Using this patch, does the browser first send the request, then check for a 408 response and (if the 408 response did occur) resend the request? If this is true, then that's fine according to RFC2616 in section 8.1.4: "This means that clients, servers, and proxies MUST be able to recover from asynchronous close events. Client software SHOULD reopen the transport connection and retransmit the aborted sequence of requests without user interaction so long as the request sequence is idempotent (see section 9.1.2)." But that section continues by stating: "Non-idempotent methods or sequences MUST NOT be automatically retried, although user agents MAY offer a human operator the choice of retrying the request(s)." If my assumption about how the patch works is correct, then the patch violates the above section of the RFC for POST requests (which are automatically retried as well).
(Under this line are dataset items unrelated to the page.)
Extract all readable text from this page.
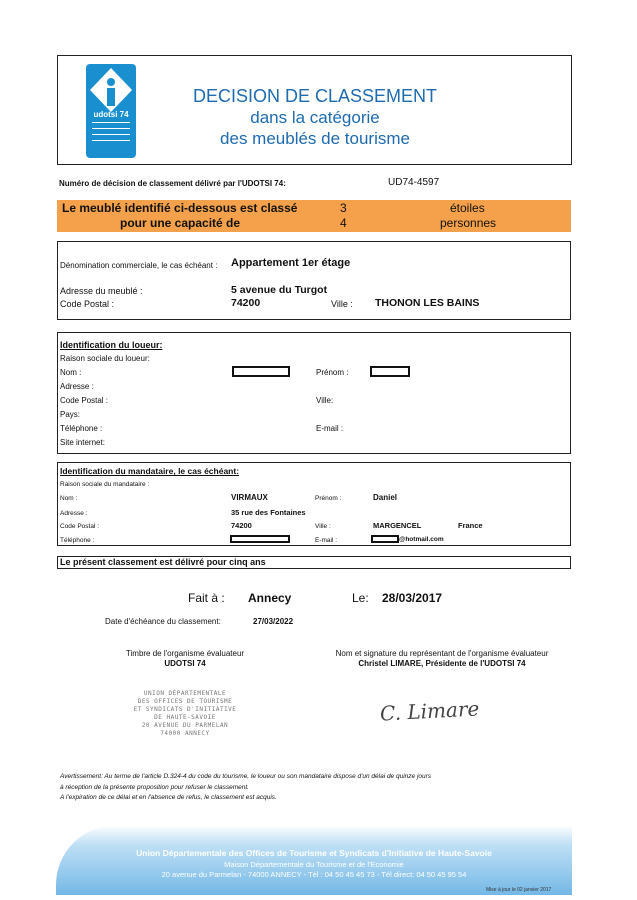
udotsi 74
DECISION DE CLASSEMENT
dans la catégorie
des meublés de tourisme
Numéro de décision de classement délivré par l'UDOTSI 74:	UD74-4597
Le meublé identifié ci-dessous est classé	3	étoiles
pour une capacité de	4	personnes
Dénomination commerciale, le cas échéant : Appartement 1er étage
Adresse du meublé :	5 avenue du Turgot
Code Postal :	74200	Ville : THONON LES BAINS
Identification du loueur:
Raison sociale du loueur:
Nom :	Prénom :
Adresse :
Code Postal :	Ville:
Pays:
Téléphone :	E-mail :
Site internet:
Identification du mandataire, le cas échéant:
Raison sociale du mandataire :
Nom :	VIRMAUX	Prénom :	Daniel
Adresse :	35 rue des Fontaines
Code Postal :	74200	Ville :	MARGENCEL	France
Téléphone :	E-mail :	@hotmail.com
Le présent classement est délivré pour cinq ans
Fait à : Annecy	Le: 28/03/2017
Date d'échéance du classement:	27/03/2022
Timbre de l'organisme évaluateur
UDOTSI 74
Nom et signature du représentant de l'organisme évaluateur
Christel LIMARE, Présidente de l'UDOTSI 74
UNION DÉPARTEMENTALE
DES OFFICES DE TOURISME
ET SYNDICATS D'INITIATIVE
DE HAUTE-SAVOIE
20 AVENUE DU PARMELAN
74000 ANNECY
C. Limare
Avertissement: Au terme de l'article D.324-4 du code du tourisme, le loueur ou son mandataire dispose d'un délai de quinze jours
à réception de la présente proposition pour refuser le classement.
A l'expiration de ce délai et en l'absence de refus, le classement est acquis.
Union Départementale des Offices de Tourisme et Syndicats d'Initiative de Haute-Savoie
Maison Départementale du Tourisme et de l'Economie
20 avenue du Parmelan - 74000 ANNECY - Tél : 04 50 45 45 73 - Tél direct: 04 50 45 95 54
Mise à jour le 02 janvier 2017
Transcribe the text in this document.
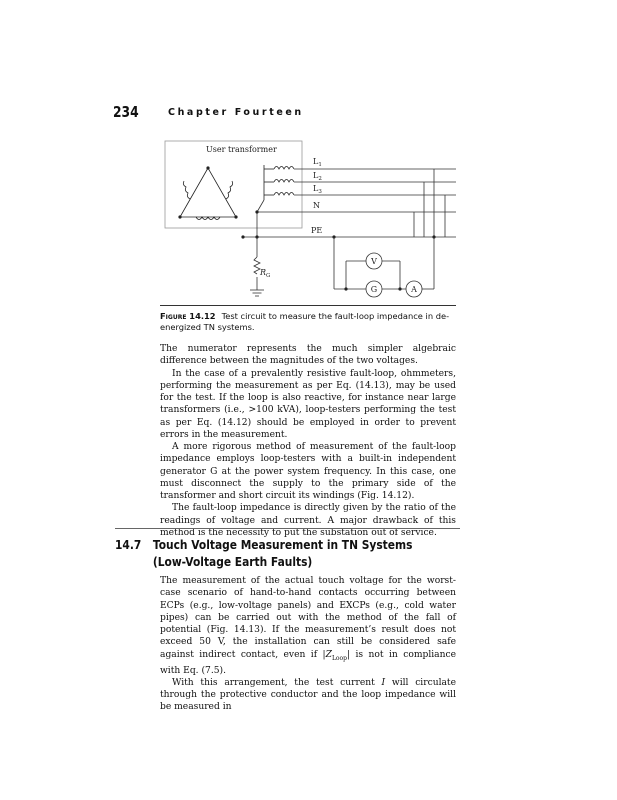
234	Chapter Fourteen
User transformer
$L_1$
$L_2$
$L_3$
N
PE
$R_G$
V
G	A
Figure 14.12 Test circuit to measure the fault-loop impedance in de-energized TN systems.

The numerator represents the much simpler algebraic difference between the magnitudes of the two voltages.

In the case of a prevalently resistive fault-loop, ohmmeters, performing the measurement as per Eq. (14.13), may be used for the test. If the loop is also reactive, for instance near large transformers (i.e., >100 kVA), loop-testers performing the test as per Eq. (14.12) should be employed in order to prevent errors in the measurement.

A more rigorous method of measurement of the fault-loop impedance employs loop-testers with a built-in independent generator G at the power system frequency. In this case, one must disconnect the supply to the primary side of the transformer and short circuit its windings (Fig. 14.12).

The fault-loop impedance is directly given by the ratio of the readings of voltage and current. A major drawback of this method is the necessity to put the substation out of service.

14.7 Touch Voltage Measurement in TN Systems
(Low-Voltage Earth Faults)

The measurement of the actual touch voltage for the worst-case scenario of hand-to-hand contacts occurring between ECPs (e.g., low-voltage panels) and EXCPs (e.g., cold water pipes) can be carried out with the method of the fall of potential (Fig. 14.13). If the measurement’s result does not exceed 50 V, the installation can still be considered safe against indirect contact, even if $|Z_{Loop}|$ is not in compliance with Eq. (7.5).

With this arrangement, the test current I will circulate through the protective conductor and the loop impedance will be measured in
> If this is true, then that's fine according to RFC2616 in section 8.1.4: Section 8.1.4 does not mention the 408 error code. In fact, Mozilla follows the recommendations of that section (in particular w.r.t. non-idempotent requests) when it comes to premature TCP closes and resets. In the case of an explicit 408, however, I would argue that those guidelines are not applicable. Why? Because the server has already told us that it was not interested in the request. From section 10.4.9 "408 Request Timeout": The client did not produce a request within the time that the server was prepared to wait. The client MAY repeat the request without modifications at any later time. That's all RFC 2616 has to say about the 408 response code. It seems to support the solution I've taken here. We are repeating the request without modification based on what this section says we may do.
Comment on attachment 182294 [details] [diff] [review] v2 patch >So, what this patch doesn't do is it doesn't make the browser periodically check >the socket for a 408 response. wouldn't it be possible to poll the socket for readable data, even when we're supposed to be idle? I suppose this approach here is simpler (although it sends a request in cases where we could know that it can't succeed)
Comment on attachment 182294 [details] [diff] [review] v2 patch >Index: nsHttpConnection.cpp >+ // trigger the transactions 'restart' mechanism. We tell it transaction's sr=bzbarsky. Nice fix!
Comment on attachment 182294 [details] [diff] [review] v2 patch a=shaver for 1.8b3, and 1.8b2 if you want it there. It sounds like our behaviour in the face of a 408 is already a bit busted, and this looks well-contained to those cases
Here, I naively thought 1.1a was over (wasn't last Friday the plan?)... anyways, fixed-on-trunk for 1.8b2 / 1.1a.
Thanks guys! Good to see this fixed! ;) I've always been going crazy when trying to wire some money using my (this) bank site, didn't realize it could be a FF bug ;p. Confirmed to be fixed by going to the transaction screen, filling in info, waiting 2 minutes, and then continueing, worked fine.